Recommittal on report
The Senate may recommit a bill to a committee of the whole, that is, refer it back to the committee for further consideration.
When the motion for the adoption of the report of the committee of the whole is moved, a superseding motion may be moved that the whole or part of the bill be recommitted (SO 121). The motion for the recommittal of a bill may set out the particular clauses or matters in relation to the bill which the committee is to consider (15/8/1974, J.166; 15/6/1989, J.1895-6). The recommittal motion may be debated and relevantly amended. A bill may be recommitted more than once (26/2/1932, J.19-20, 23).
A senator who has unsuccessfully moved a motion for the recommittal of a bill and a senator who has spoken to it may speak again to the motion for the adoption of the report of the committee (ruling of President Gould, SD, 1/10/1909, p. 4022).
The Senate, under this procedure, could recommit to the committee of the whole a bill which has been negatived in committee.
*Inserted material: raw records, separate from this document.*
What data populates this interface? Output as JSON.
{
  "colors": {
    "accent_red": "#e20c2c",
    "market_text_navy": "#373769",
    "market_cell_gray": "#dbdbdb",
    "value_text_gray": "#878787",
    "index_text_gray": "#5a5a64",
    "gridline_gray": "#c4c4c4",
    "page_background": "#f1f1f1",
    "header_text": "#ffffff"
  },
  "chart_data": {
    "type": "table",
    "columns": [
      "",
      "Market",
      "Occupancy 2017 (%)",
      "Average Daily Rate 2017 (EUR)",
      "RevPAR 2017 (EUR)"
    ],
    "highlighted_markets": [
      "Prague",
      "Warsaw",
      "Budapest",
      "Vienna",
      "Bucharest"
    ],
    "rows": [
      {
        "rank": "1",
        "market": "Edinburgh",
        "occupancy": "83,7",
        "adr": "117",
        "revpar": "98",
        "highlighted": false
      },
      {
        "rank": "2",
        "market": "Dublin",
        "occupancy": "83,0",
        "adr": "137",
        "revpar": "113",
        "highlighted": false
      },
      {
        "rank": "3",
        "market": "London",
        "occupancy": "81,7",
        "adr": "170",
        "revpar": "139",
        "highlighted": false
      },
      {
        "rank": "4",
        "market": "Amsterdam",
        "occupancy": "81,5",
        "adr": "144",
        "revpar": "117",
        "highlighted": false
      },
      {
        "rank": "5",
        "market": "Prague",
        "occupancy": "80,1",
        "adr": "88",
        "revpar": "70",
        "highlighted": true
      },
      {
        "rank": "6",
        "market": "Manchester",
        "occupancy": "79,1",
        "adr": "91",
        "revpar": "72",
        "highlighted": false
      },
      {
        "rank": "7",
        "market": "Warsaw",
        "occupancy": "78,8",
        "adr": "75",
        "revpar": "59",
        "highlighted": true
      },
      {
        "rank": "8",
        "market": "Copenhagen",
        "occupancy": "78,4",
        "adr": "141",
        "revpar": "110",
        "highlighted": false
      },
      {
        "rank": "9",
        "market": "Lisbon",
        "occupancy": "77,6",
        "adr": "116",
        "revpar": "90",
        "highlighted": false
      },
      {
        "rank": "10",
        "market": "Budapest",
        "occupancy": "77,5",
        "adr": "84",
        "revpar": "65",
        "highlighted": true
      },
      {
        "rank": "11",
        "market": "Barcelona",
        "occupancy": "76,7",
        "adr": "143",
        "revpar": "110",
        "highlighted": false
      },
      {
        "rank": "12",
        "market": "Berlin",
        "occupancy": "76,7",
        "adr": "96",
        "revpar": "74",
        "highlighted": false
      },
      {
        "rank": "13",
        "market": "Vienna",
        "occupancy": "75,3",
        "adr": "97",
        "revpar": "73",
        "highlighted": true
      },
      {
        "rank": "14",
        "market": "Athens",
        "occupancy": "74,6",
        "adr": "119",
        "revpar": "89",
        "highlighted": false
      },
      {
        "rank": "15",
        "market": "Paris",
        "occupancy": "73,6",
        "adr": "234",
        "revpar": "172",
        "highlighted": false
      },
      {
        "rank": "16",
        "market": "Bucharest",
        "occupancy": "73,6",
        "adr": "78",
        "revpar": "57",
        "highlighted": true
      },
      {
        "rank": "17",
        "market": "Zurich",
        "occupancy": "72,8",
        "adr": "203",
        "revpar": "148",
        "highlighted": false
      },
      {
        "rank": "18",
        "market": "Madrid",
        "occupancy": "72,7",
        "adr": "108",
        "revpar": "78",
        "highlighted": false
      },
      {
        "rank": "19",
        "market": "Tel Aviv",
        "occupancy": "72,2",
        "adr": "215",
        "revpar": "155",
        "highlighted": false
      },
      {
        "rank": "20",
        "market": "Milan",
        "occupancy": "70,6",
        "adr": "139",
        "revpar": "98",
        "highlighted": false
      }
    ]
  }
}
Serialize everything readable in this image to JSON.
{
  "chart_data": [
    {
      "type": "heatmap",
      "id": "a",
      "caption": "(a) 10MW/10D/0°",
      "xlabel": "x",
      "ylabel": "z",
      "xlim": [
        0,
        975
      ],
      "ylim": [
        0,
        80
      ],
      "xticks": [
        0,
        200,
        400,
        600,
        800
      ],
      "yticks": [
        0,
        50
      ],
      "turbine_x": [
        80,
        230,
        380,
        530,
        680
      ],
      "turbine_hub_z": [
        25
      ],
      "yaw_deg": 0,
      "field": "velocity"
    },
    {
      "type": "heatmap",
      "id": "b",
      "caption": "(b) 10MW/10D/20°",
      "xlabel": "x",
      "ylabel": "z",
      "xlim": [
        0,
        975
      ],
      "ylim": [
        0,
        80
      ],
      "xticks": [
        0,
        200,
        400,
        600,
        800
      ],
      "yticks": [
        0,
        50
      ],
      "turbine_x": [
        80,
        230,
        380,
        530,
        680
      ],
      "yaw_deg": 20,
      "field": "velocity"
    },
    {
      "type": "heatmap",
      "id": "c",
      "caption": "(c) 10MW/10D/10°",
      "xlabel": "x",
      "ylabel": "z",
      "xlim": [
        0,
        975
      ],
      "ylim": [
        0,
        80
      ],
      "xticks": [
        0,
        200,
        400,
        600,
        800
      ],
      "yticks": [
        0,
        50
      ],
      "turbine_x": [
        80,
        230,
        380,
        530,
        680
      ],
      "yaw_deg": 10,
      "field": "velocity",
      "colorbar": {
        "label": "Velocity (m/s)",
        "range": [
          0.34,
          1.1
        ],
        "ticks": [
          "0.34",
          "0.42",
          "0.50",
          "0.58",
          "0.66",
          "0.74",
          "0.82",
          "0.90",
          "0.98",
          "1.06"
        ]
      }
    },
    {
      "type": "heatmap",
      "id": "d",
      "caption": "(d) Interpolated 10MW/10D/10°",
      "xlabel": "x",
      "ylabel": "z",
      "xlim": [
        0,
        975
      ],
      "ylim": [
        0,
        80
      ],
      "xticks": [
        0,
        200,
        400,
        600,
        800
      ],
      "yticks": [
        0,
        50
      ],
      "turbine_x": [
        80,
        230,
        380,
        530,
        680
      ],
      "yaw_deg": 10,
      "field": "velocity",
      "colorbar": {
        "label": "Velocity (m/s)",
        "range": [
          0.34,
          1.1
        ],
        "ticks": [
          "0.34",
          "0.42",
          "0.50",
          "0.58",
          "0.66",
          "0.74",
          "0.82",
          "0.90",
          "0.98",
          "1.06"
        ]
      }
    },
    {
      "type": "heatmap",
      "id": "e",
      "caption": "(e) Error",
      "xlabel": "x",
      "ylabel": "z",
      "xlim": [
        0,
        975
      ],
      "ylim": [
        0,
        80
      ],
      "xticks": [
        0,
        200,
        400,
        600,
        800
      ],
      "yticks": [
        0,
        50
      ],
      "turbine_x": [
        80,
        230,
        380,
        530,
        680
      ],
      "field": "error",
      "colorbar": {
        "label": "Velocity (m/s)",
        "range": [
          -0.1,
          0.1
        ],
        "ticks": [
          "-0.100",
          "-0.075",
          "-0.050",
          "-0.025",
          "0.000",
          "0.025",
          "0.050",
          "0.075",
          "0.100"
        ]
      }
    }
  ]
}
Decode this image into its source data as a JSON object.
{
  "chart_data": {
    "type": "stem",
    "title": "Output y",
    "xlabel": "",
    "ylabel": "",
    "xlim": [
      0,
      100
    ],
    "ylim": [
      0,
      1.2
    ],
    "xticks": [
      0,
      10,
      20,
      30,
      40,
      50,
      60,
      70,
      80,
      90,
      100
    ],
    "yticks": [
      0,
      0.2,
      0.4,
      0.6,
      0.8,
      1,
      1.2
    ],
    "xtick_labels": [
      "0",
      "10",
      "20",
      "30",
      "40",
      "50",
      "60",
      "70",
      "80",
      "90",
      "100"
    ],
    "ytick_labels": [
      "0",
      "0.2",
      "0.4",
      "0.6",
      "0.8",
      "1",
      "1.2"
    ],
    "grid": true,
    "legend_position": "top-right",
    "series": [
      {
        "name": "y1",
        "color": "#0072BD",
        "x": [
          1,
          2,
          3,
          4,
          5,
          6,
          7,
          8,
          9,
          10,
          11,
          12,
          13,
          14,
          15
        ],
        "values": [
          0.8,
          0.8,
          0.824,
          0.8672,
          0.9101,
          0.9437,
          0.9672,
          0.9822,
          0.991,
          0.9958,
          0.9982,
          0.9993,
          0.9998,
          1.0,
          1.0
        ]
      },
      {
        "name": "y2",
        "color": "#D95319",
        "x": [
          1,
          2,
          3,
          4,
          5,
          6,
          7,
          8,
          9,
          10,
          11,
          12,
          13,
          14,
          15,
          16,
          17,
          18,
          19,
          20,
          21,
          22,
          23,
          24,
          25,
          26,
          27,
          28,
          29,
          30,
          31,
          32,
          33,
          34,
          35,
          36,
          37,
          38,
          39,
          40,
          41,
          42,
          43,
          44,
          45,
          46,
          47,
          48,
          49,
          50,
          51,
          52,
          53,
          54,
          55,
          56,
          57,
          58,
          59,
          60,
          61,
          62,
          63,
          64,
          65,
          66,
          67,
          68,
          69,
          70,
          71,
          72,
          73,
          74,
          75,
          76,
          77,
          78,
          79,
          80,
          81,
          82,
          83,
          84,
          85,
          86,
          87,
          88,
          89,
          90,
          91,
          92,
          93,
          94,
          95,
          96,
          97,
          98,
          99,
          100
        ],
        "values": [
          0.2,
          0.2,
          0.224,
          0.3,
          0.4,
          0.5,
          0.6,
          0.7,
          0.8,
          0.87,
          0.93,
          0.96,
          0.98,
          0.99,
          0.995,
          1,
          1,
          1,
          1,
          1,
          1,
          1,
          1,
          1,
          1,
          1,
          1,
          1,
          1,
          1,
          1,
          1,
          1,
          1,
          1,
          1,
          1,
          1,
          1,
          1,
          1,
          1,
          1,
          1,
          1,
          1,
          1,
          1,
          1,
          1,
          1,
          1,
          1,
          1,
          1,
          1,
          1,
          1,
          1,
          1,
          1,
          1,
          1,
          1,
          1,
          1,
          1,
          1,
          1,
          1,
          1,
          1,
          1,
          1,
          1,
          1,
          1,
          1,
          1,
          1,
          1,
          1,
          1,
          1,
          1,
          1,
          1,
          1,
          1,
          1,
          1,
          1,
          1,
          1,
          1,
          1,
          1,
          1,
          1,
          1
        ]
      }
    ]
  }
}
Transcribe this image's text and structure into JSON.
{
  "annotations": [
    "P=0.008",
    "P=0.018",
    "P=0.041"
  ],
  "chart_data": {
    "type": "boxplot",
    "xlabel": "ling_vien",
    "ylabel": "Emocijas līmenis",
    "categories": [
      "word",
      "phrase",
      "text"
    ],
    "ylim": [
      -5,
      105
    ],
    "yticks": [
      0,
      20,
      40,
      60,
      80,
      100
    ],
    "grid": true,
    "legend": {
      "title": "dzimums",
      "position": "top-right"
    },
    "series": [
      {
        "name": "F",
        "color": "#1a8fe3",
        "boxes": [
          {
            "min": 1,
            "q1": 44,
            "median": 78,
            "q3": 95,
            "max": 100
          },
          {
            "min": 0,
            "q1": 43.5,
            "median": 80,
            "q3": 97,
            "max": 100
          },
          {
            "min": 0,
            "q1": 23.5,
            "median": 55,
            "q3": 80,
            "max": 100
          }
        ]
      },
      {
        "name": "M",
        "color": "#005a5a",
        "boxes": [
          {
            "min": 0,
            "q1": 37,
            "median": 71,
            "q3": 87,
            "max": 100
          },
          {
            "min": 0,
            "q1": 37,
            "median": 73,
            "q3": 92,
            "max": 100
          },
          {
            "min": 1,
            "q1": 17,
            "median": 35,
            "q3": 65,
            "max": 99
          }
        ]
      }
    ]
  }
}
On the principle that the committee of the whole is a subordinate body, the Senate may instruct the committee to reconsider a bill which the committee has, in effect, rejected. It may be argued, contrary to this conclusion, that if a committee of the whole, which after all has the same membership as the whole Senate, has taken the significant step of rejecting a bill, the bill should not be revived except by motion on notice, as with a bill rejected at the second reading. On the third of the occasions referred to above when a bill was negatived in committee, it was referred back to the committee only by a special motion moved pursuant to a suspension of standing orders. This was done, however, partly because the report of the committee of the whole had already been adopted. As was indicated above this question should not arise because it is not logical for a bill to be rejected in committee of the whole.
A bill may also be recommitted on the motion for the third reading (see below).